Maternal low protein diet leads to dysregulation of placental iNKT cells and M1/M2 macrophage ratio, body weight loss in male, neonate Sprague‐Dawley rats and increased UCP‐1 mediated thermogenesis

Abstract

Placental immune cells provide cytokines and growth factors that are necessary for placenta development and function. Invariant natural killer T (iNKT) cells are innate cells specific for glycolipid antigens presented by the CD1d molecule and secrete Th1 cytokines in the placenta, suggesting an immunoregulatory role. Self‐lipid antigens at the maternal‐fetal interface may activate iNKT cells, leading to placental inflammation and dysfunction, which can increase brown adipose tissue (BAT) thermogenesis and reduce fetal growth. Maternal low protein (LP) diets reduce offspring birth weight (BW) perhaps via a BAT thermogenesis‐mediated effect. However, whether maternal LP nutrition alters placental immune cell populations and offspring thermogenesis in not yet known.
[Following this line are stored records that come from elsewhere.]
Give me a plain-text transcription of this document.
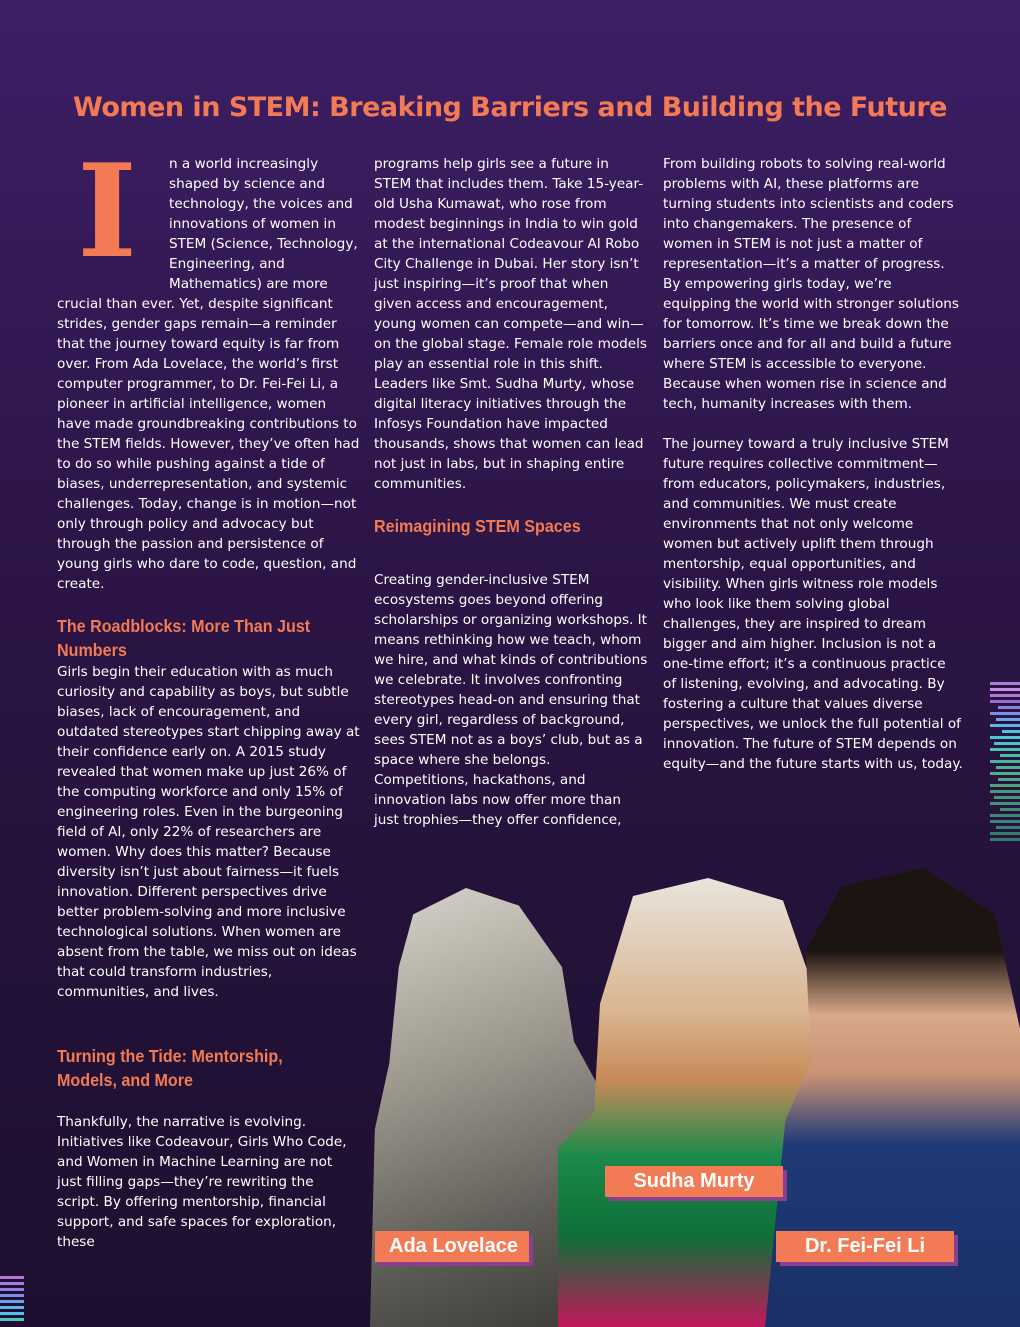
Women in STEM: Breaking Barriers and Building the Future
I	n a world increasingly shaped by science and technology, the voices and innovations of women in STEM (Science, Technology, Engineering, and Mathematics) are more crucial than ever. Yet, despite significant strides, gender gaps remain—a reminder that the journey toward equity is far from over. From Ada Lovelace, the world’s first computer programmer, to Dr. Fei-Fei Li, a pioneer in artificial intelligence, women have made groundbreaking contributions to the STEM fields. However, they’ve often had to do so while pushing against a tide of biases, underrepresentation, and systemic challenges. Today, change is in motion—not only through policy and advocacy but through the passion and persistence of young girls who dare to code, question, and create.

The Roadblocks: More Than Just Numbers

Girls begin their education with as much curiosity and capability as boys, but subtle biases, lack of encouragement, and outdated stereotypes start chipping away at their confidence early on. A 2015 study revealed that women make up just 26% of the computing workforce and only 15% of engineering roles. Even in the burgeoning field of AI, only 22% of researchers are women. Why does this matter? Because diversity isn’t just about fairness—it fuels innovation. Different perspectives drive better problem-solving and more inclusive technological solutions. When women are absent from the table, we miss out on ideas that could transform industries, communities, and lives.

Turning the Tide: Mentorship, Models, and More

Thankfully, the narrative is evolving. Initiatives like Codeavour, Girls Who Code, and Women in Machine Learning are not just filling gaps—they’re rewriting the script. By offering mentorship, financial support, and safe spaces for exploration, these

programs help girls see a future in STEM that includes them. Take 15-year-old Usha Kumawat, who rose from modest beginnings in India to win gold at the international Codeavour AI Robo City Challenge in Dubai. Her story isn’t just inspiring—it’s proof that when given access and encouragement, young women can compete—and win—on the global stage. Female role models play an essential role in this shift. Leaders like Smt. Sudha Murty, whose digital literacy initiatives through the Infosys Foundation have impacted thousands, shows that women can lead not just in labs, but in shaping entire communities.

Reimagining STEM Spaces

Creating gender-inclusive STEM ecosystems goes beyond offering scholarships or organizing workshops. It means rethinking how we teach, whom we hire, and what kinds of contributions we celebrate. It involves confronting stereotypes head-on and ensuring that every girl, regardless of background, sees STEM not as a boys’ club, but as a space where she belongs. Competitions, hackathons, and innovation labs now offer more than just trophies—they offer confidence,

From building robots to solving real-world problems with AI, these platforms are turning students into scientists and coders into changemakers. The presence of women in STEM is not just a matter of representation—it’s a matter of progress. By empowering girls today, we’re equipping the world with stronger solutions for tomorrow. It’s time we break down the barriers once and for all and build a future where STEM is accessible to everyone. Because when women rise in science and tech, humanity increases with them.

The journey toward a truly inclusive STEM future requires collective commitment—from educators, policymakers, industries, and communities. We must create environments that not only welcome women but actively uplift them through mentorship, equal opportunities, and visibility. When girls witness role models who look like them solving global challenges, they are inspired to dream bigger and aim higher. Inclusion is not a one-time effort; it’s a continuous practice of listening, evolving, and advocating. By fostering a culture that values diverse perspectives, we unlock the full potential of innovation. The future of STEM depends on equity—and the future starts with us, today.

Ada Lovelace
Sudha Murty
Dr. Fei-Fei Li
Obese‐prone Sprague‐Dawley dams were fed 8% LP or 20% normal protein (NP) diets for 3 wks prior to breeding and through pregnancy. BW of neonatal LP males was lower than NP males. Vα14 mRNA marker for iNKT cells was 11‐fold higher in LP placenta, while there was also an increase in proinflammatory M1/M2 macrophage mRNA marker ratio. UCP‐1 gene and protein expression and transcription factors PRDM16 and PPARα in BAT were 2‐ to 6‐fold greater in LP than NP neonatal males. FNDC5, an irisin precursor and thermogenesis activator, was 2‐fold greater in neonatal LP BAT than NP males. These results suggest that prenatal protein restriction increases proinflammatory iNKT and M1 macrophages in the placenta, leading to placental dysfunction, increased offspring BAT thermogenesis, and low BW.